Sidewall indentations (also referred to as sidewall "undulations") are a common characteristic of tire construction on almost all radial tires. These indentations are more noticeable in larger tires with taller sidewalls, as well as tires that operate at higher inflation pressures.

Tires are reinforced by encasing individual fabric cords (typically polyester or rayon) in rubber. Radial ply tires feature one or more layers of cord (depending on the tire's required strength) that basically run parallel to each other from bead to bead (with each individual cord running up the sidewall, across the tread and down the other sidewall). Because of their "straight across" direction, the overlap where the sidewall cords are lap-spliced may sometimes cause a slight indentation.

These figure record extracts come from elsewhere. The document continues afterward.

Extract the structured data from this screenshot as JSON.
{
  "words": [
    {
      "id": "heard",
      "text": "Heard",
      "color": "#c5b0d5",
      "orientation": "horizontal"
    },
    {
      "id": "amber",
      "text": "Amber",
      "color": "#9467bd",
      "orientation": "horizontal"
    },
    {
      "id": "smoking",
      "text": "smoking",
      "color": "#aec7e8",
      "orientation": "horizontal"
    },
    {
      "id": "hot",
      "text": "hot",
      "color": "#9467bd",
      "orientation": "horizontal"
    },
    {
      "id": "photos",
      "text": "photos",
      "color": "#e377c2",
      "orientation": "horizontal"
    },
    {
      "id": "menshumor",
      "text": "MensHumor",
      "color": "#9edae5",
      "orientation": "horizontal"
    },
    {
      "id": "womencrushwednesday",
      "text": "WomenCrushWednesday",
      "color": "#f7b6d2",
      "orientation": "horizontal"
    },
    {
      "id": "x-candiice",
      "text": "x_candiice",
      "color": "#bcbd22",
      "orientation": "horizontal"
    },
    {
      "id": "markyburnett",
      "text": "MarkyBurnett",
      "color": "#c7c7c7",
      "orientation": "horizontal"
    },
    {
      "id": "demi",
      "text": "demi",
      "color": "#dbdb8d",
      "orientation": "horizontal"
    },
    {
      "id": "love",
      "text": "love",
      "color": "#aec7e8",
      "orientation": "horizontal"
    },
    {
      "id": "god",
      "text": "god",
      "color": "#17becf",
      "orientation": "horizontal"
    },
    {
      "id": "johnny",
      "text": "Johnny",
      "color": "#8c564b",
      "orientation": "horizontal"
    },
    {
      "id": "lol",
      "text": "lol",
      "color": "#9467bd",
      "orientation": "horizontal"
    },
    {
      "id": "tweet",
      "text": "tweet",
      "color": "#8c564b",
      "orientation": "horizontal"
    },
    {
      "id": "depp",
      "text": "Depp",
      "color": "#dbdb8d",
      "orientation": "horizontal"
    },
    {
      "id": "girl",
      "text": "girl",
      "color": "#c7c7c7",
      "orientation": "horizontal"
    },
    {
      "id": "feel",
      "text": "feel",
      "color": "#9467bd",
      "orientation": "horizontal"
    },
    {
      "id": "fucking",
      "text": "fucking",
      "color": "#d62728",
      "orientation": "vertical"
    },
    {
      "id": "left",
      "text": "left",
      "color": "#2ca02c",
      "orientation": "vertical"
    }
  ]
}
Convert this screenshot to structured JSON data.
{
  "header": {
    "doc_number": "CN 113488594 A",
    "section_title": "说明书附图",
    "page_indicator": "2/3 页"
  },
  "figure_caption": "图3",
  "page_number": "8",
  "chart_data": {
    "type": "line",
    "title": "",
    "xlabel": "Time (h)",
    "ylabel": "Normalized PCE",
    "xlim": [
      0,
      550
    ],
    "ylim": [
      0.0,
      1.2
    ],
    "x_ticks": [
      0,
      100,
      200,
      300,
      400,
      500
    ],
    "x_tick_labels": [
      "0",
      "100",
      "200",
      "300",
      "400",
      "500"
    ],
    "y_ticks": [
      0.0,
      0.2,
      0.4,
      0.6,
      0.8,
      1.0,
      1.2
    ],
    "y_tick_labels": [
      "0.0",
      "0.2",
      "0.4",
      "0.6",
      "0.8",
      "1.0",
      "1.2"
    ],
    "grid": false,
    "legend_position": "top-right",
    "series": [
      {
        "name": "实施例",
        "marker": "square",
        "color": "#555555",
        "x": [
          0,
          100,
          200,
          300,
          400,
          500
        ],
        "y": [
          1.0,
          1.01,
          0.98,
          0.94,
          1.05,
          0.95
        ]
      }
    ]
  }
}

Fig. A: Vertical bulge on sidewall from rim to tread.
When the tire is being cured, it is pressed against its metal mold. However when the tire is mounted on a wheel and inflated to typical air pressures, it is free to naturally expand. These overlapping splices may create slight indentations since the stretching capacity of the lap-splices is slightly less than the rest of the body ply material because the splices are the most reinforced area of the tire's sidewall. Since radial tires feature steel cord reinforcing belts under their treads to keep them flat, indentations only appears on the sidewalls.


However, if protruding bulges, as shown in Fig. A (photo provided by a customer), rather than indentations appear on the sidewall of a recently installed tire, it reveals that there is an undesirable gap between some of the body ply cords inside the tire. The tire should be removed from service and replaced under the tire manufacturer's defects in materials and workmanship warranty.

If a protruding bulge doesn't appear until later in the tire's life, it was usually caused by a road hazard when the cord was injured as the tire struck a pothole, curb or object in the road.